Elfenbeinküste

Elfenbeinküste: Alarmierend viele Verwundete im Westen des Landes

Die Lage im Westen von Côte d’Ivoire (Elfenbeinküste) bleibt extrem angespannt und gewalttätig, obwohl die schlimmsten Kämpfe in dem Gebiet seit dem 31. März beendet sind. In den Städten Danané, Man und Bangolo sind viele Verwundete mit Schussverletzungen oder Verletzungen durch Machetenhiebe in die Krankenhäuser eingeliefert worden. In Bangolo arbeitet ein Operationsteam von Ärzte ohne Grenzen in der Klinik mit.

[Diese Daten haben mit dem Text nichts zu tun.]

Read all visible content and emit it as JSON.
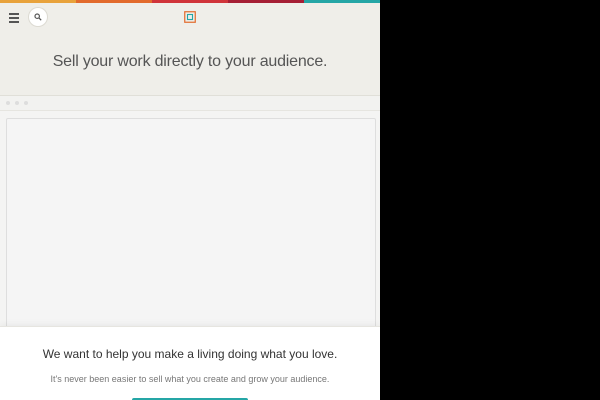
{
  "colors": {
    "page_background": "#efeee9",
    "outside_background": "#000000",
    "accent": "#25a6a6",
    "stripe": [
      "#e8a23b",
      "#e26a2c",
      "#d0343a",
      "#a51f35",
      "#25a6a6"
    ]
  },
  "topbar": {
    "menu_icon": "hamburger-menu-icon",
    "search_icon": "search-icon",
    "logo_icon": "gumroad-logo-icon"
  },
  "hero": {
    "title": "Sell your work directly to your audience."
  },
  "modal": {
    "heading": "We want to help you make a living doing what you love.",
    "subheading": "It's never been easier to sell what you create and grow your audience."
  }
}
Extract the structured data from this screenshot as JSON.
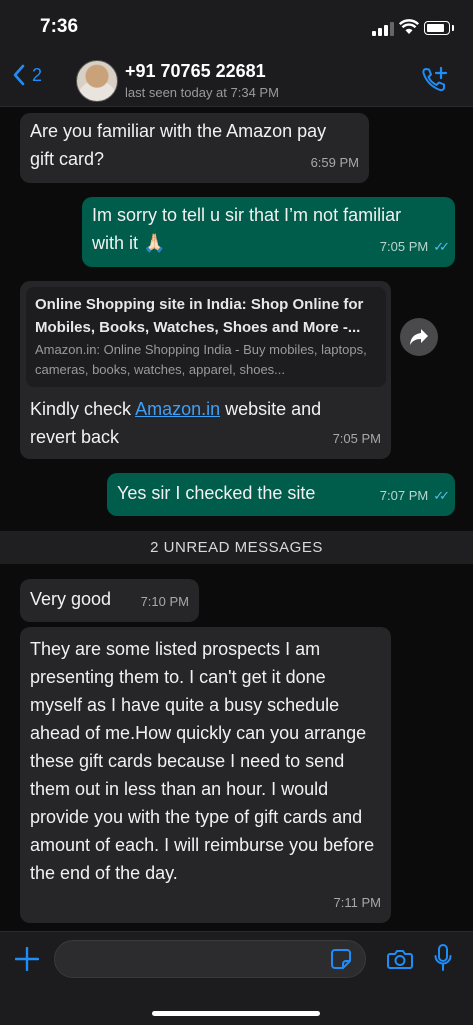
{
  "status_bar": {
    "time": "7:36"
  },
  "header": {
    "back_count": "2",
    "contact_name": "+91 70765 22681",
    "last_seen": "last seen today at 7:34 PM"
  },
  "messages": [
    {
      "direction": "incoming",
      "text": "Are you familiar with the Amazon pay gift card?",
      "time": "6:59 PM"
    },
    {
      "direction": "outgoing",
      "text": "Im sorry to tell u sir that I’m not familiar with it 🙏🏻",
      "time": "7:05 PM",
      "status": "read"
    },
    {
      "direction": "incoming",
      "link_preview": {
        "title": "Online Shopping site in India: Shop Online for Mobiles, Books, Watches, Shoes and More -...",
        "description": "Amazon.in: Online Shopping India - Buy mobiles, laptops, cameras, books, watches, apparel, shoes..."
      },
      "text_before": "Kindly check ",
      "link_text": "Amazon.in",
      "text_after": " website and revert back",
      "time": "7:05 PM"
    },
    {
      "direction": "outgoing",
      "text": "Yes sir I checked the site",
      "time": "7:07 PM",
      "status": "read"
    }
  ],
  "unread_divider": "2 UNREAD MESSAGES",
  "unread_messages": [
    {
      "direction": "incoming",
      "text": "Very good",
      "time": "7:10 PM"
    },
    {
      "direction": "incoming",
      "text": "They are some listed prospects I am presenting them to. I can't get it done myself as I have quite a busy schedule ahead of me.How quickly can you arrange these gift cards because I need to send them out in less than an hour. I would provide you with the type of gift cards and amount of each. I will reimburse you before the end of the day.",
      "time": "7:11 PM"
    }
  ],
  "composer": {
    "input_value": ""
  },
  "colors": {
    "accent": "#1f8df7",
    "outgoing_bubble": "#005c4b",
    "incoming_bubble": "#262628",
    "read_ticks": "#53bdeb"
  },
  "icons": [
    "chevron-left-icon",
    "call-add-icon",
    "forward-icon",
    "plus-icon",
    "sticker-icon",
    "camera-icon",
    "mic-icon"
  ]
}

„Die Zahl der Verletzten, die immer noch zu uns kommen, ist äußerst beunruhigend und zeigt deutlich, dass in der Gegend weiterhin Gewalt vorherrscht“, sagt Renzo Fricke, Nothilfekoordinator von Ärzte ohne Grenzen. „Die Spannungen zwischen den Bevölkerungsgruppen sind extrem hoch.“ Am 1. April wurden 20 Personen mit so schweren Verletzungen ins Krankenhaus von Bangolo eingeliefert, dass sie operiert werden mussten. Zehn davon warteten am Samstag noch auf ihre Operation.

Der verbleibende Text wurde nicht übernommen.